I am minded to think that one of the worse judgements God can bring to pass is when he gives us over to something.
Much of the time, the Lord hedges us in. We may wish to do something, but he stops us. We may wish not to do something, but he makes it impossible for us not to get on and do it. We see him doing this throughout scripture at various points and few Christians will look back on their own lives and the decisions they’ve taken and not see him doing this with them too. But I am convinced one of the worst judgements is when the Lord – despite hedging us in and keeping us from whatever it is our heart desires in the moment – gives us over to it in the end.
The problem is that this sort of thing is so deceptive. Often, the thing we seem to really want isn’t wrong of itself. It might be related to our work, family or stuff we own. Whatever it is, the chances are that the thing is not sinful or a problem of itself. The issue is what lies behind our wanting it. The thing may be fine, but the Lord may have good reasons why he has chosen not to grant it to you.
This is when we may find the problems begin. Whilst the thing itself is perfectly acceptable, it is typically our heart-attitude and the degree of value that we place on this thing that is not. We begin to push hard for it. We will not settle until we get it. We may even begin to doubt God’s goodness because he has withheld it from us. It has, to all intents and purposes, become an idol to us.
Now, the Lord may be gracious and keep us from that thing anyway.
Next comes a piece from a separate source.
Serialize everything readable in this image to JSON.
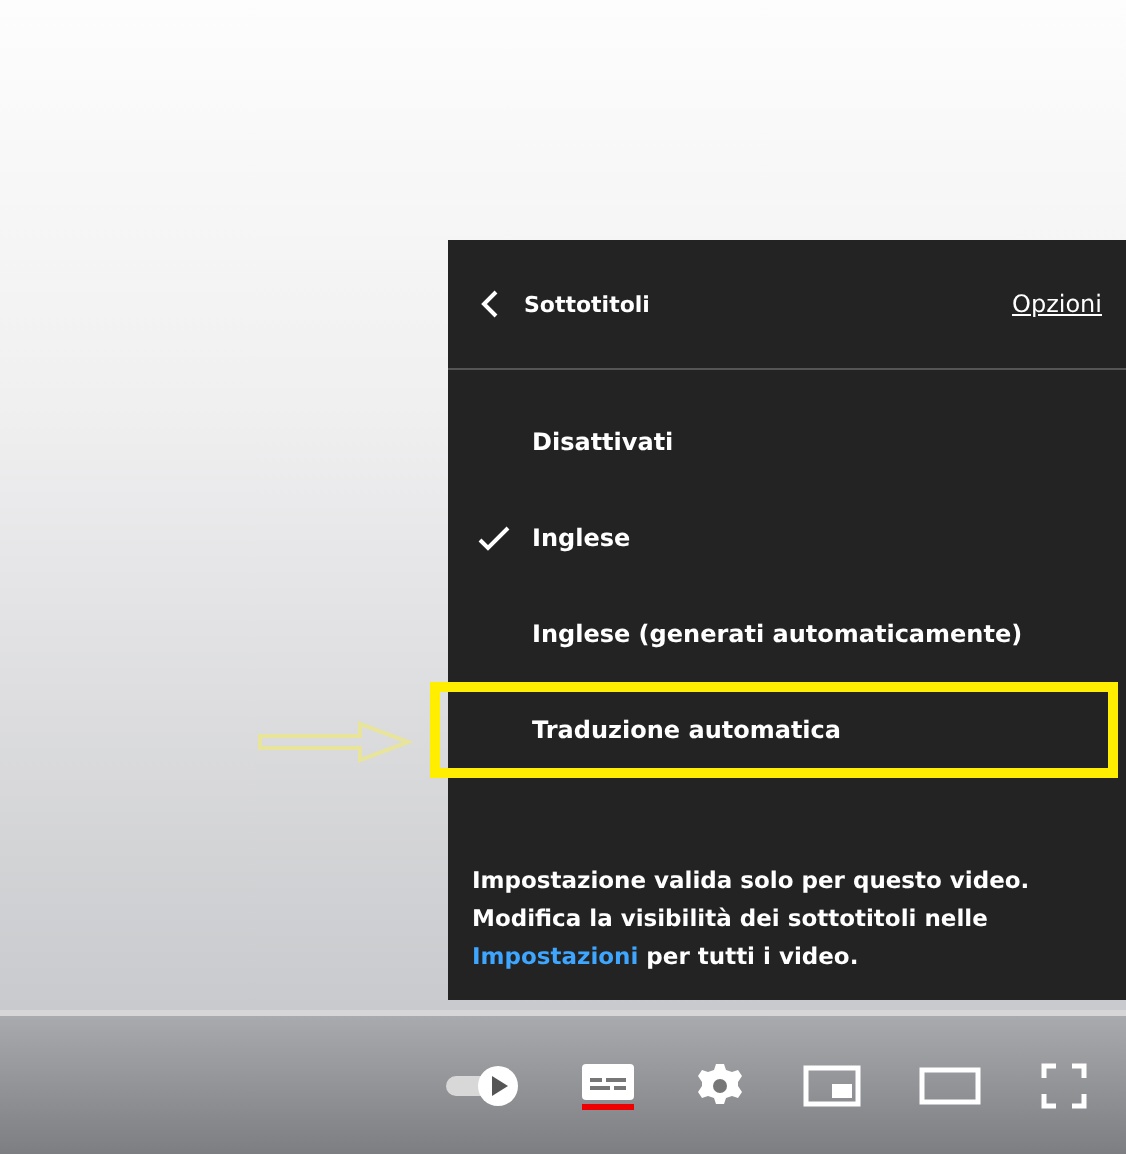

He, in his sovereignty, may reckon it not to be for our good and thus stop us getting it. But sometimes, as we push and push for it, as we insist that we must have it, as we arrange our lives around the desire to get it, in the end the Lord may give us over to that thing. And that is rarely pretty.
Once we are given over to the thing, it consumes us. They start to get a hold of us. They demand more and more from us. The thing we spent so long chasing, and that we now finally have, comes with countless strings attached that we never foresaw. Even good things that we might have pursued become burdens on us. We realise that what the Lord was keeping us from was for our own good, but now he has given us over to it, we are having to suffer the reality of our pushing and pursuing. The green grass of the field we were admiring from afar proves to be full of more nettles and weeds than we were expecting.
Worse, our pride very often gets in the way all the more. We have been given over to this thing we pursued, but we daren’t give it up. It was the thing we set our hopes on. The thing the Lord was holding back from us, that we insisted we wanted – we needed even – and so to wind back from it now would be shameful. We would be seen, publicly, to have been wrong. We are facing hardships we needn’t have faced and yet we are driven to continue in them because to admit we were wrong to pursue it in the first place would dent our pride too much. We are given over, and then trapped, by the very thing we insisted we needed most of all.
As ever, the solution lies in the gospel. It lies in contenting ourselves with Christ. We don’t need to chase these things. We don’t need to be fulfilled by anything outside of him. We can patiently wait on him to give us all good things and, whatever he hasn’t given us as yet, is for our own good. We do well to trust him in that rather than pushing hard for what will not satisfy us. Because, if we keep pushing, he might well just give us over to it.